Photo : Jing-Tan Han ; (Hui Su) © Lida Tan ; (Chao-Jun Li) © Studio Magenta
Un catalyseur permet de transformer deux importants gaz à effet de serre en ingrédients utiles pour l’industrie.
De grandes bouteilles de gaz, de petits flacons de verre, toutes sortes de poudres et une lampe. C’est l’essentiel de l’équipement avec lequel ont travaillé Jing-Tan Han et Hui Su. Respectivement doctorant et post-doctorante au laboratoire de Chao-Jun Li, professeur spécialisé en chimie verte à l’Université McGill, ils avaient pour mission de convertir le méthane et le dioxyde de carbone, deux gaz à effet de serre, en produits à haute valeur commerciale.
« Il existait déjà des procédés industriels pour transformer ces gaz, explique le professeur, mais ils ne fonctionnent qu’à haute température ou génèrent des composés de faible valeur. » Plutôt que de s’attaquer aux deux polluants séparément, l’équipe a tenté de les combiner en une seule étape.

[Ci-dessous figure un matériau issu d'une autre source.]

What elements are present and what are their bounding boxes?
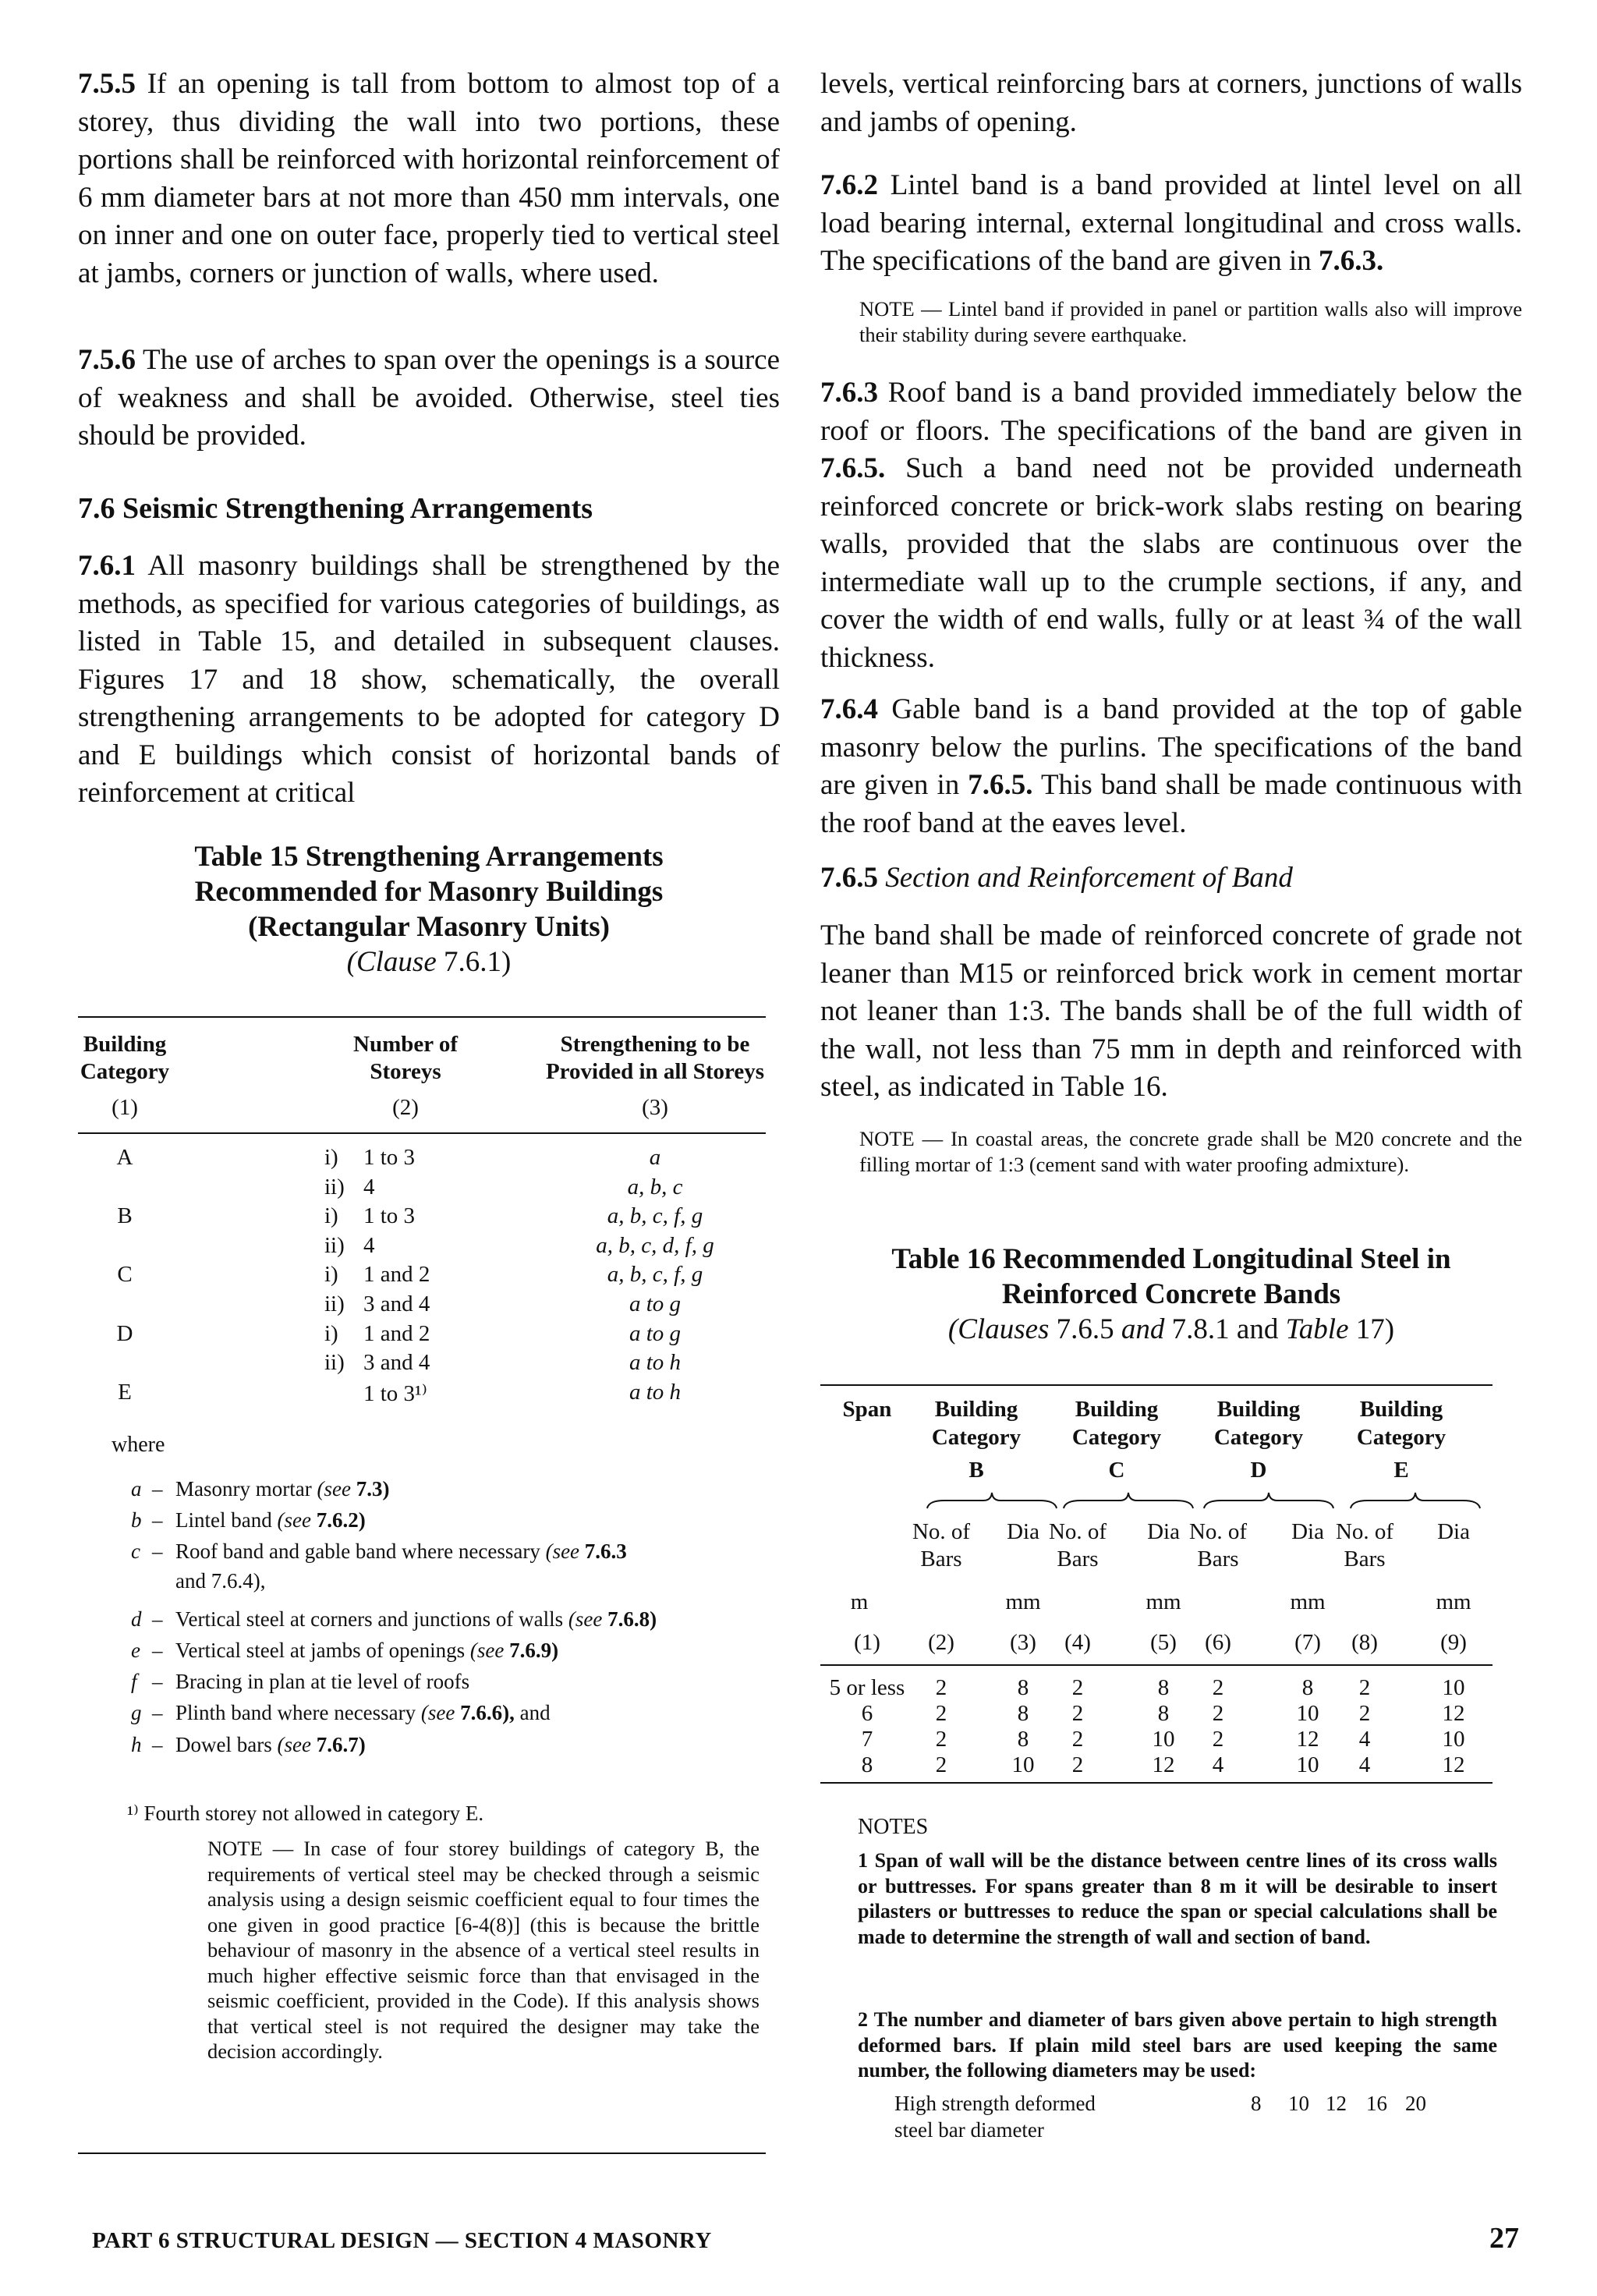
- table16-cell: 8: [1157, 1701, 1170, 1726]
- table15-header-storeys: Number of Storeys: [353, 1032, 458, 1084]
- legend-text: Plinth band where necessary (see 7.6.6), and: [175, 1701, 551, 1724]
- table16-subheader-bars: Bars: [1057, 1547, 1099, 1571]
- table16-cell: 8: [861, 1752, 873, 1777]
- table16-hs-value: 20: [1405, 2092, 1426, 2115]
- legend-key: a: [131, 1477, 142, 1501]
- table16-header-cat-letter: B: [968, 1458, 984, 1483]
- clause-7-6-1-continued: levels, vertical reinforcing bars at corners, junctions of walls and jambs of opening.: [820, 68, 1522, 138]
- table15-caption: [78, 839, 780, 980]
- table15-cell-category: E: [118, 1380, 132, 1405]
- table16-colnum: (9): [1440, 1630, 1467, 1655]
- legend-dash: –: [152, 1733, 163, 1756]
- table15-colnum-2: (2): [392, 1095, 419, 1120]
- legend-key: f: [131, 1670, 137, 1693]
- table16-cell: 2: [935, 1701, 947, 1726]
- table15-cell-storeys: 1 to 3¹⁾: [363, 1381, 427, 1406]
- table16-header-cat-letter: E: [1393, 1458, 1409, 1483]
- table16-unit-mm: mm: [1290, 1589, 1326, 1614]
- table16-cell: 2: [935, 1752, 947, 1777]
- table16-subheader-dia: Dia: [1437, 1519, 1470, 1544]
- table16-colnum: (5): [1150, 1630, 1177, 1655]
- table15-cell-storeys: 1 to 3: [363, 1203, 416, 1228]
- table15-cell-strengthening: a, b, c, d, f, g: [596, 1233, 714, 1258]
- table16-cell: 8: [1301, 1675, 1314, 1700]
- table16-header-brace: [1062, 1488, 1195, 1511]
- table15-cell-index: i): [324, 1203, 338, 1228]
- table16-cell: 4: [1358, 1727, 1371, 1752]
- legend-text: Masonry mortar (see 7.3): [175, 1477, 390, 1501]
- table16-cell: 2: [1071, 1752, 1084, 1777]
- table16-cell: 10: [1442, 1727, 1465, 1752]
- table16-header-category: Category: [1356, 1425, 1447, 1450]
- table15-clause-ref: (Clause 7.6.1): [346, 946, 512, 978]
- table16-header-brace: [1202, 1488, 1335, 1511]
- clause-7-6-3: 7.6.3 Roof band is a band provided immediately below the roof or floors. The specifications of the band are given in 7.6.5. Such a band need not be provided underneath reinforced concrete or brick-work slabs resting on bearing walls, provided that the slabs are continuous over the intermediate wall up to the crumple sections, if any, and cover the width of end walls, fully or at least ¾ of the wall thickness.: [820, 377, 1523, 674]
- table16-subheader-dia: Dia: [1007, 1519, 1039, 1544]
- clause-7-6-2-note: NOTE — Lintel band if provided in panel or partition walls also will improve their stability during severe earthquake.: [859, 297, 1522, 346]
- table16-cell: 4: [1358, 1752, 1371, 1777]
- table16-cell: 12: [1442, 1701, 1465, 1726]
- table16-cell: 2: [935, 1675, 947, 1700]
- table15-top-rule: [78, 1016, 766, 1018]
- table16-header-building: Building: [1216, 1397, 1301, 1422]
- table16-cell: 2: [1212, 1727, 1224, 1752]
- table16-cell: 10: [1296, 1701, 1319, 1726]
- table16-subheader-no-of: No. of: [1335, 1519, 1394, 1544]
- table15-cell-category: B: [117, 1203, 133, 1228]
- table15-cell-index: ii): [324, 1175, 345, 1199]
- table16-cell: 2: [1358, 1701, 1371, 1726]
- table16-bottom-rule: [820, 1782, 1493, 1784]
- table15-cell-strengthening: a to h: [629, 1380, 682, 1405]
- table15-note: NOTE — In case of four storey buildings of category B, the requirements of vertical steel may be checked through a seismic analysis using a design seismic coefficient equal to four times the one given in good practice [6-4(8)] (this is because the brittle behaviour of masonry in the absence of a vertical steel results in much higher effective seismic force than that envisaged in the seismic coefficient, provided in the Code). If this analysis shows that vertical steel is not required the designer may take the decision accordingly.: [207, 1837, 760, 2063]
- table15-cell-storeys: 3 and 4: [363, 1292, 430, 1316]
- clause-7-6-2: 7.6.2 Lintel band is a band provided at lintel level on all load bearing internal, external longitudinal and cross walls. The specifications of the band are given in 7.6.3.: [820, 169, 1522, 277]
- table16-cell: 2: [1212, 1701, 1224, 1726]
- table15-cell-index: i): [324, 1321, 338, 1346]
- table15-footnote: ¹⁾ Fourth storey not allowed in category E.: [127, 1802, 484, 1825]
- legend-dash: –: [152, 1477, 163, 1501]
- table16-cell: 2: [1071, 1701, 1084, 1726]
- legend-dash: –: [152, 1607, 163, 1631]
- table16-subheader-bars: Bars: [1344, 1547, 1386, 1571]
- legend-text-cont: and 7.6.4),: [175, 1569, 266, 1593]
- table16-header-building: Building: [1359, 1397, 1443, 1422]
- table16-cell: 2: [1071, 1675, 1084, 1700]
- table15-cell-category: A: [116, 1145, 133, 1170]
- table15-bottom-rule: [78, 2152, 766, 2154]
- table15-cell-storeys: 1 to 3: [363, 1145, 416, 1170]
- legend-dash: –: [152, 1701, 163, 1724]
- table16-cell: 2: [1071, 1727, 1084, 1752]
- table16-subheader-bars: Bars: [1197, 1547, 1239, 1571]
- table16-cell: 4: [1212, 1752, 1224, 1777]
- table15-cell-strengthening: a, b, c, f, g: [607, 1262, 703, 1287]
- legend-dash: –: [152, 1639, 163, 1662]
- table16-hs-value: 8: [1251, 2092, 1262, 2115]
- table16-cell: 10: [1442, 1675, 1465, 1700]
- table16-header-cat-letter: D: [1250, 1458, 1267, 1483]
- page-number: 27: [1489, 2222, 1519, 2255]
- table15-cell-index: ii): [324, 1292, 345, 1316]
- table16-clause-ref: (Clauses 7.6.5 and 7.8.1 and Table 17): [947, 1313, 1395, 1345]
- table15-cell-strengthening: a to g: [629, 1292, 682, 1316]
- table15-header-category: Building Category: [80, 1032, 170, 1084]
- table16-unit-mm: mm: [1005, 1589, 1041, 1614]
- table16-cell: 2: [1358, 1675, 1371, 1700]
- legend-key: h: [131, 1733, 142, 1756]
- table16-cell: 10: [1296, 1752, 1319, 1777]
- table15-header-rule: [78, 1132, 766, 1134]
- table15-caption-line2: Recommended for Masonry Buildings: [194, 876, 664, 908]
- table15-cell-storeys: 1 and 2: [363, 1262, 430, 1287]
- table16-cell: 12: [1296, 1727, 1319, 1752]
- table16-cell: 8: [1017, 1701, 1029, 1726]
- table16-header-brace: [1349, 1488, 1482, 1511]
- table15-cell-strengthening: a: [649, 1145, 661, 1170]
- legend-key: b: [131, 1508, 142, 1532]
- table15-cell-storeys: 4: [363, 1175, 375, 1199]
- table15-cell-strengthening: a, b, c: [627, 1175, 683, 1199]
- legend-text: Vertical steel at corners and junctions of walls (see 7.6.8): [175, 1607, 657, 1631]
- table16-colnum: (3): [1010, 1630, 1036, 1655]
- table16-colnum: (4): [1064, 1630, 1091, 1655]
- clause-7-6-5: The band shall be made of reinforced concrete of grade not leaner than M15 or reinforced brick work in cement mortar not leaner than 1:3. The bands shall be of the full width of the wall, not less than 75 mm in depth and reinforced with steel, as indicated in Table 16.: [820, 919, 1522, 1103]
- table16-note-1: 1 Span of wall will be the distance between centre lines of its cross walls or buttresses. For spans greater than 8 m it will be desirable to insert pilasters or buttresses to reduce the span or special calculations shall be made to determine the strength of wall and section of band.: [858, 1849, 1498, 1948]
- legend-dash: –: [152, 1670, 163, 1693]
- legend-text: Dowel bars (see 7.6.7): [175, 1733, 366, 1756]
- table16-hs-label: High strength deformed steel bar diameter: [894, 2092, 1096, 2142]
- table16-header-brace: [926, 1488, 1058, 1511]
- table15-cell-index: ii): [324, 1233, 345, 1258]
- table16-cell: 8: [1157, 1675, 1170, 1700]
- table15-cell-strengthening: a to h: [629, 1350, 682, 1375]
- table16-header-category: Category: [1071, 1425, 1162, 1450]
- clause-7-6-5-note: NOTE — In coastal areas, the concrete grade shall be M20 concrete and the filling mortar of 1:3 (cement sand with water proofing admixture).: [859, 1127, 1522, 1176]
- table16-caption-line2: Reinforced Concrete Bands: [1001, 1278, 1341, 1310]
- table16-hs-value: 10: [1288, 2092, 1309, 2115]
- table15-colnum-3: (3): [642, 1095, 668, 1120]
- table16-unit-mm: mm: [1146, 1589, 1181, 1614]
- table16-header-span: Span: [842, 1397, 892, 1422]
- legend-key: c: [131, 1540, 140, 1563]
- table16-cell: 6: [861, 1701, 873, 1726]
- legend-text: Roof band and gable band where necessary (see 7.6.3: [175, 1540, 627, 1563]
- table15-caption-line3: (Rectangular Masonry Units): [248, 911, 610, 943]
- table16-cell: 5 or less: [829, 1675, 905, 1700]
- table16-header-cat-letter: C: [1108, 1458, 1125, 1483]
- legend-key: g: [131, 1701, 142, 1724]
- table16-subheader-dia: Dia: [1147, 1519, 1180, 1544]
- table15-caption-line1: Table 15 Strengthening Arrangements: [194, 841, 664, 873]
- table15-cell-storeys: 3 and 4: [363, 1350, 430, 1375]
- table16-header-building: Building: [934, 1397, 1018, 1422]
- table16-header-building: Building: [1075, 1397, 1159, 1422]
- table15-cell-storeys: 4: [363, 1233, 375, 1258]
- clause-7-5-6: 7.5.6 The use of arches to span over the openings is a source of weakness and shall be avoided. Otherwise, steel ties should be provided.: [78, 344, 780, 452]
- table16-caption-line1: Table 16 Recommended Longitudinal Steel in: [891, 1243, 1451, 1275]
- table15-cell-category: D: [116, 1321, 133, 1346]
- table16-cell: 7: [861, 1727, 873, 1752]
- table16-header-category: Category: [1213, 1425, 1304, 1450]
- table16-hs-value: 12: [1326, 2092, 1347, 2115]
- table16-subheader-bars: Bars: [920, 1547, 962, 1571]
- table16-cell: 10: [1011, 1752, 1035, 1777]
- table15-cell-strengthening: a, b, c, f, g: [607, 1203, 703, 1228]
- table16-header-category: Category: [931, 1425, 1022, 1450]
- table16-cell: 8: [1017, 1727, 1029, 1752]
- table16-top-rule: [820, 1384, 1493, 1386]
- clause-7-5-5: 7.5.5 If an opening is tall from bottom to almost top of a storey, thus dividing the wall into two portions, these portions shall be reinforced with horizontal reinforcement of 6 mm diameter bars at not more than 450 mm intervals, one on inner and one on outer face, properly tied to vertical steel at jambs, corners or junction of walls, where used.: [78, 68, 781, 289]
- table15-header-strengthening: Strengthening to be Provided in all Storeys: [545, 1032, 765, 1084]
- table15-cell-index: i): [324, 1262, 338, 1287]
- clause-7-6-1: 7.6.1 All masonry buildings shall be strengthened by the methods, as specified for various categories of buildings, as listed in Table 15, and detailed in subsequent clauses. Figures 17 and 18 show, schematically, the overall strengthening arrangements to be adopted for category D and E buildings which consist of horizontal bands of reinforcement at critical: [78, 550, 780, 809]
- table15-cell-category: C: [117, 1262, 133, 1287]
- table16-colnum: (2): [928, 1630, 954, 1655]
- table16-subheader-no-of: No. of: [1188, 1519, 1248, 1544]
- legend-text: Vertical steel at jambs of openings (see 7.6.9): [175, 1639, 559, 1662]
- table16-colnum: (6): [1205, 1630, 1231, 1655]
- legend-key: d: [131, 1607, 142, 1631]
- table15-cell-index: i): [324, 1145, 338, 1170]
- table16-note-2: 2 The number and diameter of bars given above pertain to high strength deformed bars. If plain mild steel bars are used keeping the same number, the following diameters may be used:: [858, 2008, 1497, 2082]
- legend-key: e: [131, 1639, 140, 1662]
- table16-cell: 12: [1152, 1752, 1175, 1777]
- legend-dash: –: [152, 1508, 163, 1532]
- legend-text: Lintel band (see 7.6.2): [175, 1508, 366, 1532]
- table16-cell: 8: [1017, 1675, 1029, 1700]
- table15-cell-strengthening: a to g: [629, 1321, 682, 1346]
- table15-cell-index: ii): [324, 1350, 345, 1375]
- table16-caption: [820, 1242, 1522, 1347]
- table16-colnum: (8): [1351, 1630, 1378, 1655]
- table16-subheader-dia: Dia: [1291, 1519, 1324, 1544]
- table16-unit-m: m: [850, 1589, 869, 1614]
- table16-cell: 10: [1152, 1727, 1175, 1752]
- table16-subheader-no-of: No. of: [912, 1519, 971, 1544]
- legend-text: Bracing in plan at tie level of roofs: [175, 1670, 470, 1693]
- table16-header-rule: [820, 1664, 1493, 1666]
- table15-where: where: [112, 1433, 165, 1457]
- clause-7-6-5-title: 7.6.5 Section and Reinforcement of Band: [820, 862, 1293, 894]
- table16-cell: 12: [1442, 1752, 1465, 1777]
- table16-subheader-no-of: No. of: [1048, 1519, 1107, 1544]
- table16-colnum: (1): [854, 1630, 880, 1655]
- clause-7-6-4: 7.6.4 Gable band is a band provided at the top of gable masonry below the purlins. The specifications of the band are given in 7.6.5. This band shall be made continuous with the roof band at the eaves level.: [820, 693, 1522, 839]
- legend-dash: –: [152, 1540, 163, 1563]
- table15-colnum-1: (1): [112, 1095, 138, 1120]
- page-footer: PART 6 STRUCTURAL DESIGN — SECTION 4 MASONRY: [92, 2228, 712, 2253]
- table16-unit-mm: mm: [1436, 1589, 1471, 1614]
- table16-notes-title: NOTES: [858, 1815, 929, 1839]
- table16-cell: 2: [935, 1727, 947, 1752]
- table15-cell-storeys: 1 and 2: [363, 1321, 430, 1346]
- table16-hs-value: 16: [1366, 2092, 1387, 2115]
- table16-colnum: (7): [1294, 1630, 1321, 1655]
- section-heading-7-6: 7.6 Seismic Strengthening Arrangements: [78, 492, 593, 525]
- table16-cell: 2: [1212, 1675, 1224, 1700]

Des recherches précédentes avaient montré que certains catalyseurs pouvaient, en présence de lumière, briser les molécules de méthane (CH4) et de dioxyde de carbone (CO2) pour permettre à leurs atomes de se recombiner autrement.
Pendant des mois, les deux chimistes ont testé des dizaines de photo-catalyseurs différents. Le duo en déposait quelques milligrammes dans un tout petit flacon de verre, le scellait de manière hermétique, injectait du méthane et du dioxyde de carbone, exposait le tout à la lumière pour déclencher la réaction chimique, puis analysait les produits obtenus.
C’est finalement un mélange à base d’or, de palladium et de nitrure de gallium qui a permis de crier victoire. Il ne fait pas partie des produits réactifs [ou molécules réactives], mais il facilite la réaction en offrant une surface « activatrice », à laquelle se fixent les molécules des deux gaz. L’exposition à la lumière arrache un atome d’oxygène à la molécule de CO2. Cet atome se greffe à la molécule de méthane (CH4). Se forment ainsi du méthanol (CH3OH) et du monoxyde de carbone (CO), deux intrants très utilisés dans l’industrie chimique. Tout cela, à température et à pression ambiantes, et sans générer de sous-produits indésirables ! Les détails ont été publiés en juillet 2024 dans Nature Communications.
Pour le moment, la réaction a été testée à petite échelle. Compte tenu du coût élevé des métaux catalyseurs, sera-t-elle rentable ? Chao-Jun Li se fait rassurant : « Une petite quantité de catalyseur suffit et peut être utilisée maintes et maintes fois. » « Même après 100 heures de tests, nous n’avons constaté aucune diminution significative dans l’activité du catalyseur », confirme Jing-Tan Han.
Une entreprise fondée par Chao-Jun Li, CataLum, s’occupera d’amener le processus à une échelle commerciale. Même si l’équipe a utilisé des gaz purifiés pour mener ses tests, la méthode devrait fonctionner aussi sur des mélanges de gaz, par exemple ceux qui sont générés dans l’industrie du pétrole ou ceux qui s’échappent des sites d’enfouissement. Enfin, on pourrait à terme utiliser le Soleil – plutôt qu’une lampe – comme source lumineuse ! 

Ont aussi participé à cette découverte : Botong Miao et Mahdi Salehi (Université McGill).
L’avis du jury
Dans un contexte où l’on cherche par tous les moyens à se débarrasser des excès de CO2, cette approche de chimie verte non énergivore, qui rappelle la photosynthèse naturelle, est particulièrement inspirante.